They’re once, twice, three times Orwellian
In my first NJJN column, I expressed my concerns about the future of the United States. I stated that I support the ideals set forth in the Declaration of Independence and the federalist, representative republican form of government set forth in the Constitution.
The unfolding events in Washington of the past week compel me to return to this theme. They remind us that the framers of the Constitution were suspicious of big, remote government, so they separated the powers of government and wrote strict rules for its operation. Additionally, the Bill of Rights put constraints on the power of the federal government over individuals and the states.
Three major controversies consumed Washington last week: Benghazi; the Justice Department’s fishing expedition against the Associated Press; and the Internal Revenue Service’s selective treatment of conservative groups.
The AP story is about an assault on the First Amendment’s freedom of the press. Justice secretly obtained two months of records for 20 separate work and personal phone lines of reporters and editors in three AP offices. AP protested the breadth of the seizure. Justice said it was investigating a security leak.
Plausible deniability is a term coined by the CIA in the Kennedy years to describe the withholding of information from senior officials in order to protect them from repercussions in the event that illegal or unpopular activities became public knowledge. It permits a major player to avoid “blowback” by secretly arranging for an action to be taken by a third party ostensibly unconnected with the major player. In government and politics, it is the Sgt. Schultz defense, “I hear nothing, I see nothing, I know nothing! I was not here.”
Echoing his Sgt. Schultz — a character in the inexplicably popular TV series Hogan’s Heroes — imitation in the Fast and Furious gunwalking kerfuffle, Attorney General Eric Holder again took the position that he knew nothing about the AP document raid.
Then there are the unanswered questions about Benghazi. When Secretary of State Hillary Clinton had her famous meltdown while testifying before Congress, she famously said, “What difference at this point does it make?”
After whistleblower testimony before Congress and the e-mail disclosed in the Republican report on Benghazi, we know that White House spokesperson Jay Carney was not truthful with the press and public that there had been only one minor change to the CIA talking points used by Ambassador Susan Rice. Terrorism and Al Qaida were mentioned in the original, only to be excised in 12 major edits at the insistence of commenters from the State Department and the White House. Then CIA-Director David Petraeus objected to the final talking points which were used by Rice in her news show appearances.

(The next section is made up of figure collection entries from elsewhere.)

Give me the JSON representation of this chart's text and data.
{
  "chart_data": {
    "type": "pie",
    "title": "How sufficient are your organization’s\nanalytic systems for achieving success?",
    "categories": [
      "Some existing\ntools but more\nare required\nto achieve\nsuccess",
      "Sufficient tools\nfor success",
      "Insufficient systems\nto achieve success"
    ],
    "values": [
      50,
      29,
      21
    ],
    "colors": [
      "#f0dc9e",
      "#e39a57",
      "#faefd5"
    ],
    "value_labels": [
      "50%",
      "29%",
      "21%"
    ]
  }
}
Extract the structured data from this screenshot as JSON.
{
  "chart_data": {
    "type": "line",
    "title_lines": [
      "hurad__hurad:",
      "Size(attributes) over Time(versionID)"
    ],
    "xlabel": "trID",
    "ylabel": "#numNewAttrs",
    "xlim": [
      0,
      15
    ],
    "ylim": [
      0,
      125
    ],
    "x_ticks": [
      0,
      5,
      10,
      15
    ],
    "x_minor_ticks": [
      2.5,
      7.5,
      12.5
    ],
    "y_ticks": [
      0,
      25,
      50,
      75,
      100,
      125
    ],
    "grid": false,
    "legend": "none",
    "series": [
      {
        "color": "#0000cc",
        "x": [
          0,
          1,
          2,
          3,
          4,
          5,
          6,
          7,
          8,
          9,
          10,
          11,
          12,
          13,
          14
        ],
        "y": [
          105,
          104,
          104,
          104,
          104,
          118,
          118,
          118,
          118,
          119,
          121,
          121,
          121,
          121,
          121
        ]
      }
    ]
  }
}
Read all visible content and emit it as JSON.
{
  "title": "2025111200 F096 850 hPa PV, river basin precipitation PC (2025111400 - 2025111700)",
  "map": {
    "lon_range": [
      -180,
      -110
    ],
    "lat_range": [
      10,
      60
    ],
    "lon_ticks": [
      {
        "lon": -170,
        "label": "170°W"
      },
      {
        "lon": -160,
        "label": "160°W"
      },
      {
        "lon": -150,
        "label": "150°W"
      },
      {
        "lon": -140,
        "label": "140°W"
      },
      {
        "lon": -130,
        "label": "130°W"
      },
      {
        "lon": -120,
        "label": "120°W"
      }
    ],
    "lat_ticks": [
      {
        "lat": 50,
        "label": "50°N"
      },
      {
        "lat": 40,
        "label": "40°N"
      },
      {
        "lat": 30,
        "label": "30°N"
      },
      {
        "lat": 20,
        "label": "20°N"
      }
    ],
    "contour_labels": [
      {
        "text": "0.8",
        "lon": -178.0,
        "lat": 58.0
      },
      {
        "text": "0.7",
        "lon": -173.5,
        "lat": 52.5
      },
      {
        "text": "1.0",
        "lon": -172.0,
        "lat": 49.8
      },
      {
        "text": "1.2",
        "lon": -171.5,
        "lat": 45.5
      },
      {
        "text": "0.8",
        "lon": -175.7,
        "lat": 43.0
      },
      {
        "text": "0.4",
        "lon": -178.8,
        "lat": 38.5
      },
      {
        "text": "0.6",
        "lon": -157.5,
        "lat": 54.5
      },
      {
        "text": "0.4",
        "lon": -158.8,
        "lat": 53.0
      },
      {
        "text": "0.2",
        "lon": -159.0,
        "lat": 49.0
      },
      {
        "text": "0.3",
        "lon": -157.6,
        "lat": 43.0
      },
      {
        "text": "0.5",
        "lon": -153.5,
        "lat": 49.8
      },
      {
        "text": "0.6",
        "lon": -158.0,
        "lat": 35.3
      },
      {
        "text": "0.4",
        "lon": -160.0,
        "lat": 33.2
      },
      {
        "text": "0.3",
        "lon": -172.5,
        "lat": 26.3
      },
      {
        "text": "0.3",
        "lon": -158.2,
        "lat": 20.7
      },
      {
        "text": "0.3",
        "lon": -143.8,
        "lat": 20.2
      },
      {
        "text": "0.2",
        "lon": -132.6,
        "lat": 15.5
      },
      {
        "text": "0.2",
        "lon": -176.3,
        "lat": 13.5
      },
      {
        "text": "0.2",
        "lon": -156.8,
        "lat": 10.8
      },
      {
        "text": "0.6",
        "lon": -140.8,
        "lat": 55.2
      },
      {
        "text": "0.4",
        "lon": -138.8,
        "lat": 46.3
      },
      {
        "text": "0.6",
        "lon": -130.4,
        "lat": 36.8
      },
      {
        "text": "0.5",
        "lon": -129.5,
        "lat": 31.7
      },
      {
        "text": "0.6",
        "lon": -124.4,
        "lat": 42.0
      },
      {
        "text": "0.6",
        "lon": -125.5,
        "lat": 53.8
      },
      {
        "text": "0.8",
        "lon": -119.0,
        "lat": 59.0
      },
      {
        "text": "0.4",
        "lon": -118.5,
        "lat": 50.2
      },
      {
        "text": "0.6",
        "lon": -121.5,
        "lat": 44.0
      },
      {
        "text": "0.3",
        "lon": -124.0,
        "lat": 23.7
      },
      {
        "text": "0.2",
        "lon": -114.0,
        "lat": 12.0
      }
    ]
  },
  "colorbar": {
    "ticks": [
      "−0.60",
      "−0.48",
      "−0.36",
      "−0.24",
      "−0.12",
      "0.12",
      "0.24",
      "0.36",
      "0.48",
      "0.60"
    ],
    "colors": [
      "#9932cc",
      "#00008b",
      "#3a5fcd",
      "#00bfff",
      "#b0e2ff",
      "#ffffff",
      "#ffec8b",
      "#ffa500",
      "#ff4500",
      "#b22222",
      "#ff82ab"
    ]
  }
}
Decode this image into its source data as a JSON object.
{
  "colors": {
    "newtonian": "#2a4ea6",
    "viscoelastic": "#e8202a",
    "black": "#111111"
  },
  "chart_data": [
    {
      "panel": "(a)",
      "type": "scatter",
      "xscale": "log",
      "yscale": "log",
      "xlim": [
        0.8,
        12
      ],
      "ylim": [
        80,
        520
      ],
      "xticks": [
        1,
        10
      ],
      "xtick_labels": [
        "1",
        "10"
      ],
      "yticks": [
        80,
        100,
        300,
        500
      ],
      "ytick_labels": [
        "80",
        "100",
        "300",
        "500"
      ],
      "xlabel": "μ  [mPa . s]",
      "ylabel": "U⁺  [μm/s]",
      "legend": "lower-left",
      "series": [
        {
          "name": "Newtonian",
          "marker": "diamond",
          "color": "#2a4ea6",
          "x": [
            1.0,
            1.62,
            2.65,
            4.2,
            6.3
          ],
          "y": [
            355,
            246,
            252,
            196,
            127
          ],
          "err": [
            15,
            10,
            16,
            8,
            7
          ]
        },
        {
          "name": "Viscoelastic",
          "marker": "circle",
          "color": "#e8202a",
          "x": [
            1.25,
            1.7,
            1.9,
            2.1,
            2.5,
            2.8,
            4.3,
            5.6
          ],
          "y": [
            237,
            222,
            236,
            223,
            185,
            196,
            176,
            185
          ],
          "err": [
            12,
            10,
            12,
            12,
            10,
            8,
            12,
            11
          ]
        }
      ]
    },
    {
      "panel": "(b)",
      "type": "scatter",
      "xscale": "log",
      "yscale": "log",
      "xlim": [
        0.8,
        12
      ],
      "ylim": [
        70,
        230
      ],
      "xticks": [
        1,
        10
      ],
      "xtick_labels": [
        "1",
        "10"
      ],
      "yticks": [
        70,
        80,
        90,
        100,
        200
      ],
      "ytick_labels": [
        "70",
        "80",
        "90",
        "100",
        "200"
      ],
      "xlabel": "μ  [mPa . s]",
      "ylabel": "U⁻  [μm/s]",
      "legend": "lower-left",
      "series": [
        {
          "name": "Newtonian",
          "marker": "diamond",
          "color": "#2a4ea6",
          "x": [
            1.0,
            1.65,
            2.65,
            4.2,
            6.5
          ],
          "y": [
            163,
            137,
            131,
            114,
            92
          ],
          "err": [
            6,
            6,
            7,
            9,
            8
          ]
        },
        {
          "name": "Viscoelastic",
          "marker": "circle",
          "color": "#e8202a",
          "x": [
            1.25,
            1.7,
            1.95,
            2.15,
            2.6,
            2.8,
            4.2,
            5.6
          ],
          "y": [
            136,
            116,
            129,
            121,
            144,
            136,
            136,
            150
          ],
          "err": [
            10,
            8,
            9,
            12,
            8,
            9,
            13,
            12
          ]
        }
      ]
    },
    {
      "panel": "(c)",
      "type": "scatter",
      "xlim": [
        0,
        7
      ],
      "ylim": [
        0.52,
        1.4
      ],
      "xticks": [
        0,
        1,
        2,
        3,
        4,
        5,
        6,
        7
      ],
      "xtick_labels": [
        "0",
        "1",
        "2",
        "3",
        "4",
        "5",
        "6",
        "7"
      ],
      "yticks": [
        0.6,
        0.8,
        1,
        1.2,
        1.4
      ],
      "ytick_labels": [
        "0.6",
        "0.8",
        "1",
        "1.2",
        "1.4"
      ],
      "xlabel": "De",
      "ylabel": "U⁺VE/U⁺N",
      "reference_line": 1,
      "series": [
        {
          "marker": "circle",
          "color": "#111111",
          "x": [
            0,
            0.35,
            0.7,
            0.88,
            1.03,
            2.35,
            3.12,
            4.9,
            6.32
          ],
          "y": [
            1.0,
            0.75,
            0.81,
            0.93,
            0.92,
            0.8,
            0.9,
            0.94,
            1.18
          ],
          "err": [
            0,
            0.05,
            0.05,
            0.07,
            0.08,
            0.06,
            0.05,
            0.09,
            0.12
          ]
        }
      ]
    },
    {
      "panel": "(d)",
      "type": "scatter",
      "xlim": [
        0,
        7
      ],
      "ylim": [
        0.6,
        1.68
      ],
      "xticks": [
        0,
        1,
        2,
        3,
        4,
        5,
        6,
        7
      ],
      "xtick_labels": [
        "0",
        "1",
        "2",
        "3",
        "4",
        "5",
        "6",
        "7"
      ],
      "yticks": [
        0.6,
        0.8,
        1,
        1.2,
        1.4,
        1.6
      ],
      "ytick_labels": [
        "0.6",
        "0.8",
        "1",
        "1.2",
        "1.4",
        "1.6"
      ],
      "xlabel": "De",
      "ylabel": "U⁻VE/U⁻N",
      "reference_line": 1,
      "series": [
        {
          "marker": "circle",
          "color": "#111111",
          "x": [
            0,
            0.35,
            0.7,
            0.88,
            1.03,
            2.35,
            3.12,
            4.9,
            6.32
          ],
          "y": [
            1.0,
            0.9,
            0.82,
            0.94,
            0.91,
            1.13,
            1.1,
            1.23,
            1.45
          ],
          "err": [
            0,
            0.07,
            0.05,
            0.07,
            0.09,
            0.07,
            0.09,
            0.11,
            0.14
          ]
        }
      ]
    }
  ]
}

We still don’t know who misleadingly placed the blame for the attacks on an anti-Mohammed video, who denied Ambassador Chris Stevens’ request for additional security, and who issued the stand-down order which denied military relief to Stevens’ besieged party.
But the biggie of last week’s scandal trifecta is the disclosure of the targeting of conservative groups by the IRS. Not only were groups with “tea party” or “patriot” in their names given the IRS version of waterboarding, but so were groups advocating for support of the Constitution and groups thought to be out of step with public policy. So much for First Amendment freedoms of speech and assembly.
The timing of the targeting is suspect since it occurred between the 2010 Tea Party revolution and the 2012 presidential election. The spin by administration supporters is that this is the handiwork of a few rogue agents. (A staffer in Cincinnati said they only operate on directives from headquarters.) However, in March 2012, seven Senate Democrats, including New York’s Chuck Schumer, asked the IRS to restrict the amount of money a tax-exempt organization can spend on political activities. Although they did not identify the targets by name or ideology, the senators warned that they will introduce legislation doing so if the IRS failed to act soon.
The IRS also targeted the pro-Israel group Z Street, alleging that it might be funding terrorism.
When asked about targeting in his appearance last week before Congress, out-going IRS commissioner Steven Miller asserted that targeting is not illegal. Really? Isn’t that profiling?
This administration — which wanted to restore the credibility of big government and claims to be the most transparent and ethical administration in history — is leading us into the Orwellian world of Big Brother where constitutional rights will no longer meaningfully exist.
New York Times columnist David Brooks got it right in his May 16 column about bad government: people who go into government not only have a tendency to want to control other people but also to control information. Brooks notes a “values problem” in the federal government: a “few or many agencies where the leaders don’t emphasize that workers need to check themselves, or risk losing what remains of the people’s trust.”
In January, a Pew Research poll found that trust in the federal government was near a historic low, and for the first time, a majority (53 percent) says that the federal government threatens their personal rights and freedoms. The scandal trifecta will only make things worse.